Suç veya terör örgütü ile ilgili özetle; “suçta ve cezada kanunilik” prensibi ve somut olayın özellikleri dikkate alınarak, kişinin suç veya terör örgütüne üye olup olmadığının belirlenmesi gerektiğini, örgüt üyeliğinin, bir taraflı irade beyanı ile gerçekleşen fiili katılma şeklinde olabileceği gibi, örgütün hiyerarşik yapısına kurucunun veya yöneticinin kabulü, hatta bir tören veya seremoni, örgüt üyeliği için aranan şekil şartlarının veya bazı zorlukların aşılması ile de gerçekleşebileceği, örgüt üyeliğinin yalnızca irade beyanına ve bunun karşılıklı olup olmadığına bağlanmaması gerektiğini, her somut olayda “hiyerarşik yapı” ve “organik bağ” kavramlarının ayrıca ve somut olayın özelliklerine göre değerlendirilmesinin isabetli olacağını ifade etmek isteriz.

(Bu köşe yazısı, sayın Prof. Dr. Ersan ŞEN tarafından www.hukukihaber.net sitesinde yayınlanması için kaleme alınmıştır. Kaynak gösterilse dahi köşe yazısının tamamı özel izin alınmadan kullanılamaz. Ancak alıntılanan köşe yazısının bir bölümü, aktif link verilerek kullanılabilir.

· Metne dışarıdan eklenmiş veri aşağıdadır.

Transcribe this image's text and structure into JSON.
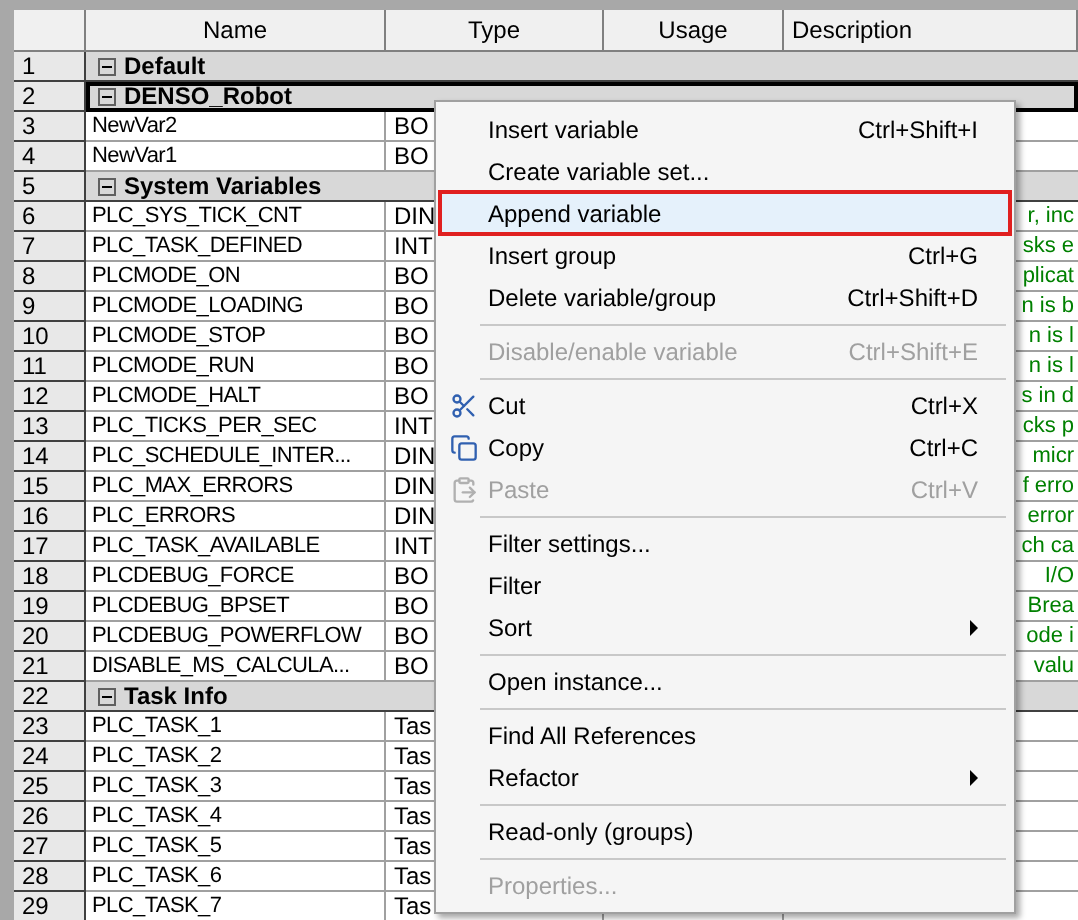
{
  "table": {
    "columns": [
      "Name",
      "Type",
      "Usage",
      "Description"
    ],
    "rows": [
      {
        "number": "1",
        "kind": "group",
        "name": "Default",
        "selected": false
      },
      {
        "number": "2",
        "kind": "group",
        "name": "DENSO_Robot",
        "selected": true
      },
      {
        "number": "3",
        "kind": "variable",
        "name": "NewVar2",
        "type": "BO",
        "selected": false
      },
      {
        "number": "4",
        "kind": "variable",
        "name": "NewVar1",
        "type": "BO",
        "selected": false
      },
      {
        "number": "5",
        "kind": "group",
        "name": "System Variables",
        "selected": false
      },
      {
        "number": "6",
        "kind": "variable",
        "name": "PLC_SYS_TICK_CNT",
        "type": "DIN",
        "description": "r, inc",
        "selected": false
      },
      {
        "number": "7",
        "kind": "variable",
        "name": "PLC_TASK_DEFINED",
        "type": "INT",
        "description": "sks e",
        "selected": false
      },
      {
        "number": "8",
        "kind": "variable",
        "name": "PLCMODE_ON",
        "type": "BO",
        "description": "plicat",
        "selected": false
      },
      {
        "number": "9",
        "kind": "variable",
        "name": "PLCMODE_LOADING",
        "type": "BO",
        "description": "n is b",
        "selected": false
      },
      {
        "number": "10",
        "kind": "variable",
        "name": "PLCMODE_STOP",
        "type": "BO",
        "description": "n is l",
        "selected": false
      },
      {
        "number": "11",
        "kind": "variable",
        "name": "PLCMODE_RUN",
        "type": "BO",
        "description": "n is l",
        "selected": false
      },
      {
        "number": "12",
        "kind": "variable",
        "name": "PLCMODE_HALT",
        "type": "BO",
        "description": "s in d",
        "selected": false
      },
      {
        "number": "13",
        "kind": "variable",
        "name": "PLC_TICKS_PER_SEC",
        "type": "INT",
        "description": "cks p",
        "selected": false
      },
      {
        "number": "14",
        "kind": "variable",
        "name": "PLC_SCHEDULE_INTER...",
        "type": "DIN",
        "description": "micr",
        "selected": false
      },
      {
        "number": "15",
        "kind": "variable",
        "name": "PLC_MAX_ERRORS",
        "type": "DIN",
        "description": "f erro",
        "selected": false
      },
      {
        "number": "16",
        "kind": "variable",
        "name": "PLC_ERRORS",
        "type": "DIN",
        "description": "error",
        "selected": false
      },
      {
        "number": "17",
        "kind": "variable",
        "name": "PLC_TASK_AVAILABLE",
        "type": "INT",
        "description": "ch ca",
        "selected": false
      },
      {
        "number": "18",
        "kind": "variable",
        "name": "PLCDEBUG_FORCE",
        "type": "BO",
        "description": "I/O",
        "selected": false
      },
      {
        "number": "19",
        "kind": "variable",
        "name": "PLCDEBUG_BPSET",
        "type": "BO",
        "description": "Brea",
        "selected": false
      },
      {
        "number": "20",
        "kind": "variable",
        "name": "PLCDEBUG_POWERFLOW",
        "type": "BO",
        "description": "ode i",
        "selected": false
      },
      {
        "number": "21",
        "kind": "variable",
        "name": "DISABLE_MS_CALCULA...",
        "type": "BO",
        "description": "valu",
        "selected": false
      },
      {
        "number": "22",
        "kind": "group",
        "name": "Task Info",
        "selected": false
      },
      {
        "number": "23",
        "kind": "variable",
        "name": "PLC_TASK_1",
        "type": "Tas",
        "selected": false
      },
      {
        "number": "24",
        "kind": "variable",
        "name": "PLC_TASK_2",
        "type": "Tas",
        "selected": false
      },
      {
        "number": "25",
        "kind": "variable",
        "name": "PLC_TASK_3",
        "type": "Tas",
        "selected": false
      },
      {
        "number": "26",
        "kind": "variable",
        "name": "PLC_TASK_4",
        "type": "Tas",
        "selected": false
      },
      {
        "number": "27",
        "kind": "variable",
        "name": "PLC_TASK_5",
        "type": "Tas",
        "selected": false
      },
      {
        "number": "28",
        "kind": "variable",
        "name": "PLC_TASK_6",
        "type": "Tas",
        "selected": false
      },
      {
        "number": "29",
        "kind": "variable",
        "name": "PLC_TASK_7",
        "type": "Tas",
        "selected": false
      }
    ]
  },
  "context_menu": {
    "items": [
      {
        "kind": "item",
        "label": "Insert variable",
        "shortcut": "Ctrl+Shift+I",
        "disabled": false,
        "selected": false
      },
      {
        "kind": "item",
        "label": "Create variable set...",
        "disabled": false,
        "selected": false
      },
      {
        "kind": "item",
        "label": "Append variable",
        "disabled": false,
        "selected": true
      },
      {
        "kind": "item",
        "label": "Insert group",
        "shortcut": "Ctrl+G",
        "disabled": false,
        "selected": false
      },
      {
        "kind": "item",
        "label": "Delete variable/group",
        "shortcut": "Ctrl+Shift+D",
        "disabled": false,
        "selected": false
      },
      {
        "kind": "separator"
      },
      {
        "kind": "item",
        "label": "Disable/enable variable",
        "shortcut": "Ctrl+Shift+E",
        "disabled": true,
        "selected": false
      },
      {
        "kind": "separator"
      },
      {
        "kind": "cut",
        "label": "Cut",
        "shortcut": "Ctrl+X",
        "disabled": false,
        "selected": false
      },
      {
        "kind": "copy",
        "label": "Copy",
        "shortcut": "Ctrl+C",
        "disabled": false,
        "selected": false
      },
      {
        "kind": "paste",
        "label": "Paste",
        "shortcut": "Ctrl+V",
        "disabled": true,
        "selected": false
      },
      {
        "kind": "separator"
      },
      {
        "kind": "item",
        "label": "Filter settings...",
        "disabled": false,
        "selected": false
      },
      {
        "kind": "item",
        "label": "Filter",
        "disabled": false,
        "selected": false
      },
      {
        "kind": "item",
        "label": "Sort",
        "submenu": true,
        "disabled": false,
        "selected": false
      },
      {
        "kind": "separator"
      },
      {
        "kind": "item",
        "label": "Open instance...",
        "disabled": false,
        "selected": false
      },
      {
        "kind": "separator"
      },
      {
        "kind": "item",
        "label": "Find All References",
        "disabled": false,
        "selected": false
      },
      {
        "kind": "item",
        "label": "Refactor",
        "submenu": true,
        "disabled": false,
        "selected": false
      },
      {
        "kind": "separator"
      },
      {
        "kind": "item",
        "label": "Read-only (groups)",
        "disabled": false,
        "selected": false
      },
      {
        "kind": "separator"
      },
      {
        "kind": "item",
        "label": "Properties...",
        "disabled": true,
        "selected": false
      }
    ]
  }
}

Yazarı ve kaynağı gösterilmeden kısmen ya da tamamen yayınlanması şahsi haklara ve fikri haklara aykırılık teşkil eder.)

-------------------------------------------

[1] Yargıtay 16. Ceza Dairesi, 14.06.2016 gün, 2016/3380 E. ve 2016/3872 K.

[2] Yargıtay 16. Ceza Dairesi, 26.10.2017 gün, 2017/1809 E. ve 2017/5155 K.